With one farce playing on at Whitehall, it’s easy to overlook another at Southwark Crown Court that flopped almost instantly.
“Ludicrous”, “disgraceful”, “shabby”, “cynical” were some of the kinder epiphets being showered upon it by the critics – most of them in the legal profession. Yes, I’m talking about the Office of Fair Trading’s case against four BA executives for alleged price-fixing. After four years of painstaking preparation, the trial collapsed before a single witness took the stand; inexplicably, the prosecution had sat upon email evidence that immediately exonerated the defendants from any suggestion of conspiracy.
No doubt heads should roll – those of John Fingleton at the OFT and Steve Ridgway at Virgin Atlantic come to mind; yet it is the heads already lying in the blood-stained sawdust which are my main concern here.
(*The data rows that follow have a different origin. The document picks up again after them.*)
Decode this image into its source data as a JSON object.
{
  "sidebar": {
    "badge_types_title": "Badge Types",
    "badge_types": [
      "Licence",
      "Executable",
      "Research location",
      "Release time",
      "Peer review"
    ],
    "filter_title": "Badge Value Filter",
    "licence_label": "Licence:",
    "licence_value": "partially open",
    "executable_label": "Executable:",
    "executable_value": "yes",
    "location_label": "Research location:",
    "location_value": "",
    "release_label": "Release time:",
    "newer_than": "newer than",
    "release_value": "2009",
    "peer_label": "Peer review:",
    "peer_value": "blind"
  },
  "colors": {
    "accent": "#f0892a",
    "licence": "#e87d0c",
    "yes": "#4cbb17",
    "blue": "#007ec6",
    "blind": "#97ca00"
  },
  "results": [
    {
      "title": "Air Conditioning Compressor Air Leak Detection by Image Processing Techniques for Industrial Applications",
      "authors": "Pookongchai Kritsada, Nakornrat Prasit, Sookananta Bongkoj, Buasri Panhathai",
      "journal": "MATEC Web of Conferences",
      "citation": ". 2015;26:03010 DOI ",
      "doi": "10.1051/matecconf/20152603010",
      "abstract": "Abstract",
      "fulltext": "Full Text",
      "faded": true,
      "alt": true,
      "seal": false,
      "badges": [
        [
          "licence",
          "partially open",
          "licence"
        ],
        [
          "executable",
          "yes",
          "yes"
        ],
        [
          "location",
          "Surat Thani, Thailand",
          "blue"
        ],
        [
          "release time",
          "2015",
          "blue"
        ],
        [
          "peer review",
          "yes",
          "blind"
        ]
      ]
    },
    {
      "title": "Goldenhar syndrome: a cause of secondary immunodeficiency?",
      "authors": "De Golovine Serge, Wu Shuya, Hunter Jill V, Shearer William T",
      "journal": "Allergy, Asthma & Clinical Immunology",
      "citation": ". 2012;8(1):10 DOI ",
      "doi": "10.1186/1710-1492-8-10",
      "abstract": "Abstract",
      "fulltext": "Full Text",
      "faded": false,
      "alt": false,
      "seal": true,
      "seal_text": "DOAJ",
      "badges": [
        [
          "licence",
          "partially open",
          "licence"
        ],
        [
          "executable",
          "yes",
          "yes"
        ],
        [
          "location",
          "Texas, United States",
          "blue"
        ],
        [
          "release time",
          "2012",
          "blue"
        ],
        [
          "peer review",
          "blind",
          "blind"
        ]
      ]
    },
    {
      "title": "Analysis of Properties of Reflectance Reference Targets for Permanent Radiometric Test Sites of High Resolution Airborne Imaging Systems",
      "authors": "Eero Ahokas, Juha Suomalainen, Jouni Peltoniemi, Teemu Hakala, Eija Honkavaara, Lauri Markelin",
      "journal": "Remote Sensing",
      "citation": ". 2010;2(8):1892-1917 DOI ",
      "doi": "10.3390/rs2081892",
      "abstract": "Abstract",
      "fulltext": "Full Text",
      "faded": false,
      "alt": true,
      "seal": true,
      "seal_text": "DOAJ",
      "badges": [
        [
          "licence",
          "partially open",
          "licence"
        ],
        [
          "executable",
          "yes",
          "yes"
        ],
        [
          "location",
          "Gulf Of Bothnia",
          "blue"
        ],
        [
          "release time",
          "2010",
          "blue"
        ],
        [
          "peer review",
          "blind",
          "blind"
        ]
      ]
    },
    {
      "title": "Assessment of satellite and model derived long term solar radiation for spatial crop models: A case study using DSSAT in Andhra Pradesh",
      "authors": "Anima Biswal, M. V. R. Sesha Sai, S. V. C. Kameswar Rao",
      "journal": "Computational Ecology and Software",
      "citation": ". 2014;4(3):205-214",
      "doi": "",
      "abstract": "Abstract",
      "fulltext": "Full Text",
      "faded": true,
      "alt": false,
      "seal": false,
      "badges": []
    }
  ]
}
And one in particular, that of Martin George, formerly commercial director of BA: judged guilty before he was proved innocent.
There was a time when reputations in marketing didn’t come any higher than George’s. The mild-mannered, aimiable executive constantly topped surveys of the great and good in marketing. And rightly so. He was, after all, in charge of one our most vibrant brands (I’m talking about quite a few years ago) and was one of the few marketing directors who had made it onto the board of an FTSE 100 company. Capping it all, he looked chief executive material. Only narrowly was he pipped to the top post at BA by former pilot Willie Walsh in 2005.
But it was downhill fast after that. Once details began to emerge the following year of an alleged conspiracy to fix aviation fuel price surcharges – thanks to Virgin turning whistleblower – George was barely able to hold down a proper job. Who would, with maybe a five-year prison sentence hanging over them? Hounded out of BA later that year, he applied unsuccessfully for the Manchester United commercial role (filled, briefly, by ex-Saatchi ceo Lee Daley) and has since had to content himself with the role of interim group marketing director at BUPA (where he still is), and whatever below-the-radar consultancy tasks have come his way. Nothing, I imagine, within the range of the £450,000 or so a year he earned at BA.
George, like the three other defendants, has always maintained his innocence, although he did take responsibility for his department’s actions. Here’s what he said on resigning from BA:
“I now recognise that within my department, there may have been inappropriate conversations in violation of company policy in relation to long-haul fuel surcharges. I was not involved in such conversations. Although the board of BA have not found that I have behaved in a dishonest way, I fully recognise my responsibilities as head of department and as a board director.”
Time has proved George was right to maintain his innocence – but at what a cost. Ridgway, by contrast, now finds himself in an interesting situation. By whistleblowing to the OFT he implicitly admitted criminal dishonesty in order to save his own skin – even if that meant landing someone else in jail.
With the case blowing up in his face like this, his position is surely untenable. The 70,000 emails that Virgin has so mysteriously rediscovered – if they do nothing else – fundamentally undermine any conspiracy theory. They establish that Virgin had previously, and unilaterally, determined to raise the fuel price surcharge to what turned out to be the same level as BA’s.
Even speculatively, the notion of a cartel looks pretty flimsy. Why would BA and Virgin bother in the first place? Fuel surcharges are a minor part of the ticket price. And, as one of the counsels for the defence has pointed out, BA and Virgin competed on no more than 20 of BA’s 219 routes at the time. Only on three of these routes – Orlando, Grenada and Trinidad – was there no other competition. Now that hard contradictory evidence has come to light, the trial looks like a stitch-up which relied on witnesses with an agenda.
I’ll leave you with the words of George’s counsel, Clare Montgomery QC: “The world has turned upside down. If you say you are honest in making an agreement, then you may go to prison. If you say you did nothing wrong, then you’re at risk of being charged. But if you say you were dishonest, then you and your company will not be punished, you will keep your job.”
I wonder where that leaves Martin George and his career prospects?